Post date: Oct 8, 2009 2:06:29 AM

Overview of program's perception of memory

    • Each program is loaded into an isolated, private address space. It cannot see the memory of another program. The hardware and the OS works together to enforce the address space protection.
    • The address space on a 32-bit machine ranges from 0 through 0xffffffff (232 - 1); on a 64-bit machine, it ranges from 0 through 0xffffffffffffffff (264 - 1). A number that represents memory location in the address is called a pointer.
    • At address 0, there is a reserved NULL page intentionally made inaccessible in order to catch NULL pointer reference. This is because functions can only return one value, and NULL pointer (which is numeric 0) conventionally indicates an error condition. If a programmer forgets to check for error, the program can dereference NULL pointer and crash. This is the best case scenario so you can debug. It is better than if the program keeps running, reading random garbage from memory. NULL pointer dereference causes segmentation fault (see null.c below).
      • The asterisk serves two purposes. In null.c, char *p declares variable p to be a character pointer. In an expression, *p causes the character value at pointer p to be read out, or dereferenced.
    • Use the command: objdump -h a.out and you'll find the sections in your executable. The rodata, data, and bss sections store global variables: rodata (read-only) stores string literals (what you write in the program inside double quotes) and other things; data stores initialized read-write variables; bss stores uninitialized global variables (or those initialized to 0). You can observe the change of bss and data section sizes (see section.c below).
    • Heap grows upward (not going to be observed for now), but stack grows downward (see stack.c). Local variables are placed on stack, and function call forces the stack to grow, so the char c in main() occupies a higher address than the char c in foo(). &c (unary & operator) gives you the address of the variable c.
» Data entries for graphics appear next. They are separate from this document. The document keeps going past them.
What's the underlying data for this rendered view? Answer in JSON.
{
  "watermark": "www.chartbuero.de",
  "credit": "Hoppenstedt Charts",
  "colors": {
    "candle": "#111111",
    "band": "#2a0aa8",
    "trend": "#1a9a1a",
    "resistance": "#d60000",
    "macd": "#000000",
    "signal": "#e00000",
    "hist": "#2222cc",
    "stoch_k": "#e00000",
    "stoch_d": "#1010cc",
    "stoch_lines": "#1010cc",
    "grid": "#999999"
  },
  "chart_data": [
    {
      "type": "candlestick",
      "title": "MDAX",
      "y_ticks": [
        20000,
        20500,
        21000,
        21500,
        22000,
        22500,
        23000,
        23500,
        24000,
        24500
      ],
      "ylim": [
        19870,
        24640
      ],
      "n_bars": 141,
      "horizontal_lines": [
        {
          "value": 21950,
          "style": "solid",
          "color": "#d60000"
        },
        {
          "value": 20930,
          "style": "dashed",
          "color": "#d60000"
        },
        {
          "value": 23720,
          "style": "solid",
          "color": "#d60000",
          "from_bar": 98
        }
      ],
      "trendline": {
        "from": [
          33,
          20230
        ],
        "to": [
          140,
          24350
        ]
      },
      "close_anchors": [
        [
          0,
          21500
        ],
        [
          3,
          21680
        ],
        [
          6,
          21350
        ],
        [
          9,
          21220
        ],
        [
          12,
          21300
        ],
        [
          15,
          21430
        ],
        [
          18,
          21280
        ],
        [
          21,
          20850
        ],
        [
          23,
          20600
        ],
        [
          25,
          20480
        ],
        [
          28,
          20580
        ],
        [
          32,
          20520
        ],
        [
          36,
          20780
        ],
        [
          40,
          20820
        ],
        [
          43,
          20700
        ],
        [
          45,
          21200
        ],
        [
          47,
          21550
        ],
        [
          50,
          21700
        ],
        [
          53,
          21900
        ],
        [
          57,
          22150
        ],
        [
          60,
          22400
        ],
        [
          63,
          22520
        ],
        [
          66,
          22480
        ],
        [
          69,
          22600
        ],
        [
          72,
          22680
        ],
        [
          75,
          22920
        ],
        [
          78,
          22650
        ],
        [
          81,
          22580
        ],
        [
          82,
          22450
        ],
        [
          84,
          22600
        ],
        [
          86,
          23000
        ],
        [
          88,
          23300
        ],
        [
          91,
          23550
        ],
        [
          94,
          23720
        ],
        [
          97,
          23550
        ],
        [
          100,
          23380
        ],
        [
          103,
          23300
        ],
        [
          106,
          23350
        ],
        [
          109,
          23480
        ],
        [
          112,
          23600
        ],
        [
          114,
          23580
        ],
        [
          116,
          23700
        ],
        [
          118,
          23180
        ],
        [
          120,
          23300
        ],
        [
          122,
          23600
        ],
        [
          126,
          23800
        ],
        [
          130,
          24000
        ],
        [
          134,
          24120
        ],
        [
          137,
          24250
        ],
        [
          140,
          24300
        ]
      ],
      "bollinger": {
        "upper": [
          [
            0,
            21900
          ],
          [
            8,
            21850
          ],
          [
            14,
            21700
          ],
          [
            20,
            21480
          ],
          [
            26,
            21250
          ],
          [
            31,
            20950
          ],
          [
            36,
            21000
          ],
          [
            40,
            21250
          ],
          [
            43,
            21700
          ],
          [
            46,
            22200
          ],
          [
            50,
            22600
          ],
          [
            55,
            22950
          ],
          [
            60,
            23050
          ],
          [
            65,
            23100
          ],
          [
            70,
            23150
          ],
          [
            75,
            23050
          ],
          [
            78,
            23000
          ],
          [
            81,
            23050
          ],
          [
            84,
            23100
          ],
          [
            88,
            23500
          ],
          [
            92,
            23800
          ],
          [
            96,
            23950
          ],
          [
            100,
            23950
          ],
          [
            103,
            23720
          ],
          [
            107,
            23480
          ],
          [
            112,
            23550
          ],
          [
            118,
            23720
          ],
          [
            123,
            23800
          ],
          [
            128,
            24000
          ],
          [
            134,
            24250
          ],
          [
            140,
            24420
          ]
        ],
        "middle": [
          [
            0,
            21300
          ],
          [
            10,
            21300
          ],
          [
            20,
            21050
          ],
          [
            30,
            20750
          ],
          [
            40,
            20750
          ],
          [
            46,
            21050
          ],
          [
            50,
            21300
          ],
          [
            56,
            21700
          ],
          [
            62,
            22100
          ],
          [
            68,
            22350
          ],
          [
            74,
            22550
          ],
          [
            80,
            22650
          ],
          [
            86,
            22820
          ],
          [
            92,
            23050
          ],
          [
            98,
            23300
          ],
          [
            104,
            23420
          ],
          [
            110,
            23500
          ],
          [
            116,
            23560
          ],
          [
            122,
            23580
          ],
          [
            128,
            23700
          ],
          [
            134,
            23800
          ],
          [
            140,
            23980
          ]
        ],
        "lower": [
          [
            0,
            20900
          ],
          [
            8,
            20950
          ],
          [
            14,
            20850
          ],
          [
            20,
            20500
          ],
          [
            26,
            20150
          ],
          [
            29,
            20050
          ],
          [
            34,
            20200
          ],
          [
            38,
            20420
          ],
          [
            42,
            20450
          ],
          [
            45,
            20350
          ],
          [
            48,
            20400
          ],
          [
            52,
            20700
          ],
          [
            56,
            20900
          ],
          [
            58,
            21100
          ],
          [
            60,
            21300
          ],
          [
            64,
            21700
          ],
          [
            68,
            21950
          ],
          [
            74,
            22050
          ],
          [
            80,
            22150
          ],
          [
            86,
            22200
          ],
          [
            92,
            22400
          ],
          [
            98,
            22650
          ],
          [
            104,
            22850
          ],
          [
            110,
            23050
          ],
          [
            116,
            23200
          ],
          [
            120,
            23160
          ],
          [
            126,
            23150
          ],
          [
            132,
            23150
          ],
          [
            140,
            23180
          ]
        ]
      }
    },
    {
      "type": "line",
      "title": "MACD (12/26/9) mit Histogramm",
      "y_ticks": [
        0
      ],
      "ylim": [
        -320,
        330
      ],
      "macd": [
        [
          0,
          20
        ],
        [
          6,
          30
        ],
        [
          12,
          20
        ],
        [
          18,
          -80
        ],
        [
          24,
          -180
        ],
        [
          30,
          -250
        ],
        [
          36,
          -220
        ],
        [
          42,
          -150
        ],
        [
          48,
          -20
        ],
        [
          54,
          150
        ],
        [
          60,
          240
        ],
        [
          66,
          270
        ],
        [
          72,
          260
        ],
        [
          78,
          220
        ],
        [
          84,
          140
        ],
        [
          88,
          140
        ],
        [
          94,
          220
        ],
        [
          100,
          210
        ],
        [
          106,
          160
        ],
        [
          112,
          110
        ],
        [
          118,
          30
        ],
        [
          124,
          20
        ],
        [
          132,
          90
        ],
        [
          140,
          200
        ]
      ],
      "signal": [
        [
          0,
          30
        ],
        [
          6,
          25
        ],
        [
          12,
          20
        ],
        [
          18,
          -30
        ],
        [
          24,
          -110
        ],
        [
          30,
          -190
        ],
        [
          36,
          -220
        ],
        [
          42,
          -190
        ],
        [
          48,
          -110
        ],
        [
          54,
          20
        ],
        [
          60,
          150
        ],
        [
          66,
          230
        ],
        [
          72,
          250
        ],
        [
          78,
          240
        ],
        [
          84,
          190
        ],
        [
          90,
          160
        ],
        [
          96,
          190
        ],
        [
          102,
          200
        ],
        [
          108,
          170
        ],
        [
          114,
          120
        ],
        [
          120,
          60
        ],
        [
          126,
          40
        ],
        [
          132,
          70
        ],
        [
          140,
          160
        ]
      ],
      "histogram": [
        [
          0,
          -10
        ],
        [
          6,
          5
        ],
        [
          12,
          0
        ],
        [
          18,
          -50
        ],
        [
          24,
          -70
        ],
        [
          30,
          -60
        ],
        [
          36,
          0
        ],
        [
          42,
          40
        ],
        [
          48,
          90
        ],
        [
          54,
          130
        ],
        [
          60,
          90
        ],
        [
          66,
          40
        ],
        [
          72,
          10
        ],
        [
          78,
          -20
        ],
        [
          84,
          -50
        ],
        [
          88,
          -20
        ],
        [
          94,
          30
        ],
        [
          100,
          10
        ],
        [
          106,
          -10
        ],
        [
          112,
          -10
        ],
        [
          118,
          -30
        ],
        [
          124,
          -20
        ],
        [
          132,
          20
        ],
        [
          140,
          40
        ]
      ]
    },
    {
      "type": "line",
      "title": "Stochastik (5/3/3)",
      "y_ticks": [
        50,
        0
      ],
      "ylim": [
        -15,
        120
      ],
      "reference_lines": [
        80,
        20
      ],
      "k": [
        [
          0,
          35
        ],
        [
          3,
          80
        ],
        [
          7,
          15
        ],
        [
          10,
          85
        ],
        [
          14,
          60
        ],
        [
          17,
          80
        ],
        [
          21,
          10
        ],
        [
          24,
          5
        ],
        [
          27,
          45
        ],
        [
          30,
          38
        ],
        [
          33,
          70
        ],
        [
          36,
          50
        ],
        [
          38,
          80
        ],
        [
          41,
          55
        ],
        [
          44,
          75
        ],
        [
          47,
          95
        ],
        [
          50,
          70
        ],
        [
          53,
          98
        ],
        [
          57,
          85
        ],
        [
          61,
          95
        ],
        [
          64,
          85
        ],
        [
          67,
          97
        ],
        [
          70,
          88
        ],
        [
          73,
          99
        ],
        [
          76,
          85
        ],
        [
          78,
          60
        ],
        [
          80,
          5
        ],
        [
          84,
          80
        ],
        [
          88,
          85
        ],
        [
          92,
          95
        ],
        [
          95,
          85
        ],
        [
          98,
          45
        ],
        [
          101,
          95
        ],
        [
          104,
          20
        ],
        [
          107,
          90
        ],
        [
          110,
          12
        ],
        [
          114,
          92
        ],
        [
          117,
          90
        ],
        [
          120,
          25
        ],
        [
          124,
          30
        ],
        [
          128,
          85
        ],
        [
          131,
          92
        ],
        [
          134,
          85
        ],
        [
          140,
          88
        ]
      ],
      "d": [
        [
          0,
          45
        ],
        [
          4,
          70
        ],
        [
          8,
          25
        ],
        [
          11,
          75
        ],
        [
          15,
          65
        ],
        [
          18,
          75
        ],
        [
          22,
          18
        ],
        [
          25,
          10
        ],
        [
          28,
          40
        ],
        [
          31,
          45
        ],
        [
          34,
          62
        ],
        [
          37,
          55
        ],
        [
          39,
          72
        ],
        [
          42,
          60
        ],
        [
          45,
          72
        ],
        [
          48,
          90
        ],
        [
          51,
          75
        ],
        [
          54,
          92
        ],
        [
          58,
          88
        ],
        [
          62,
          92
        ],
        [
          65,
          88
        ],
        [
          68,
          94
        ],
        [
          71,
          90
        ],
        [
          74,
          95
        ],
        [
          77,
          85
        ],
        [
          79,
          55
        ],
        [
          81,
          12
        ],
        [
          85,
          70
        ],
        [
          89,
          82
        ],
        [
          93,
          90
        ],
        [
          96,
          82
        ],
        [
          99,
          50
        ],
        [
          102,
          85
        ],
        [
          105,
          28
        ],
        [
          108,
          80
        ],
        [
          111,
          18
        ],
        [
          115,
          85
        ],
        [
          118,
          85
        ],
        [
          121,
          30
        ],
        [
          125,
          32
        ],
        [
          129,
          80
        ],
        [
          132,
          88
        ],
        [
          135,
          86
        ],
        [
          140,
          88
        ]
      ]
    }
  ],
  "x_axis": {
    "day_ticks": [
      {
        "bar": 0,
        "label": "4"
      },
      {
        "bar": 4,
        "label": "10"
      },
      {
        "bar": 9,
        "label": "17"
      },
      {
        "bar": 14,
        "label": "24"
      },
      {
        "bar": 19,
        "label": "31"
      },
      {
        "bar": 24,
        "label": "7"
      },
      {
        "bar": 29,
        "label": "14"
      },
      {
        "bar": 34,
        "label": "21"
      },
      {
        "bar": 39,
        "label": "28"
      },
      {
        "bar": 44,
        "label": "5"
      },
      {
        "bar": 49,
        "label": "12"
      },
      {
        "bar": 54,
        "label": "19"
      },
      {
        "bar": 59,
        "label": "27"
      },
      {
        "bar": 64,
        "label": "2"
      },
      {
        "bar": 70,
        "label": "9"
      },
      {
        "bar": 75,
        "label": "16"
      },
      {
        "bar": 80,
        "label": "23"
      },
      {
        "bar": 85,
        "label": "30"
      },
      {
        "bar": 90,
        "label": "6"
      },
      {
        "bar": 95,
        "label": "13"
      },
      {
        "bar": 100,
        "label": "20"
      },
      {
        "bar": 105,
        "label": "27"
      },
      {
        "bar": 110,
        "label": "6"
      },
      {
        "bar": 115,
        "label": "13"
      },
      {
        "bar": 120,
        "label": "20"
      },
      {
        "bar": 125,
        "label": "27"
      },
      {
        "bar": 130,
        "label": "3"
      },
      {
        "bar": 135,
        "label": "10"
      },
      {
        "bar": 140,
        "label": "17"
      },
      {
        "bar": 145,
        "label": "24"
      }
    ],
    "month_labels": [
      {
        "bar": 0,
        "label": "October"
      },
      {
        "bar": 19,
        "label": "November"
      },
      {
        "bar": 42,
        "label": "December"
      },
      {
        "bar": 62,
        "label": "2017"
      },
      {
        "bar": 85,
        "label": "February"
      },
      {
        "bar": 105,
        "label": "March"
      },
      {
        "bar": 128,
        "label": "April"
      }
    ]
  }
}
Array, pointer arithmetic, and string

    • Summation of an integer array (see sum.c below).
      • Use size_t instead of int for the size of the array. size_t is basically an unsigned integer that has the same width as a pointer. On a 64-bit machine, using int to represent size of a memory object could overflow; size_t makes your program portable. size_t can be 0 or positive, but there cannot be negative sizes.
      • In C, pointer and array are synonymous. int *p is the same as int p[]. We can dereference pointer p either using *p or p[0]. Furthermore, p[i] is the same as *(p + i), and &p[i] is the same is (p + i).
      • *p++ is parsed as *(p++), to increment the pointer. On the other hand, (*p)++ means increment the memory location at p.
      • Prefix ++x and --x operators causes the variable x to be incremented or decremented before the statement is executed. Postfix x++ and x-- causes the same effect after the statement.
    • NUL '\0' terminator of a string (see nulterm.c below).
      • NUL character is a byte of value 0, denoted as '\0', not the character for number zero, denoted as '0'.
      • String is a character array that is NUL terminated. This is so we can pass a string without also needing to pass the size of the string.
      • If we pass a char buffer without NUL terminator, puts() will print garbage. The int x increases the likelihood that buf[] will not be immediately followed by a zero byte.
    • Computing the length of a string (see string.c below).
      • const char *s means we do not intend to modify the char pointed to by s, so the content of s is supposed to be constant.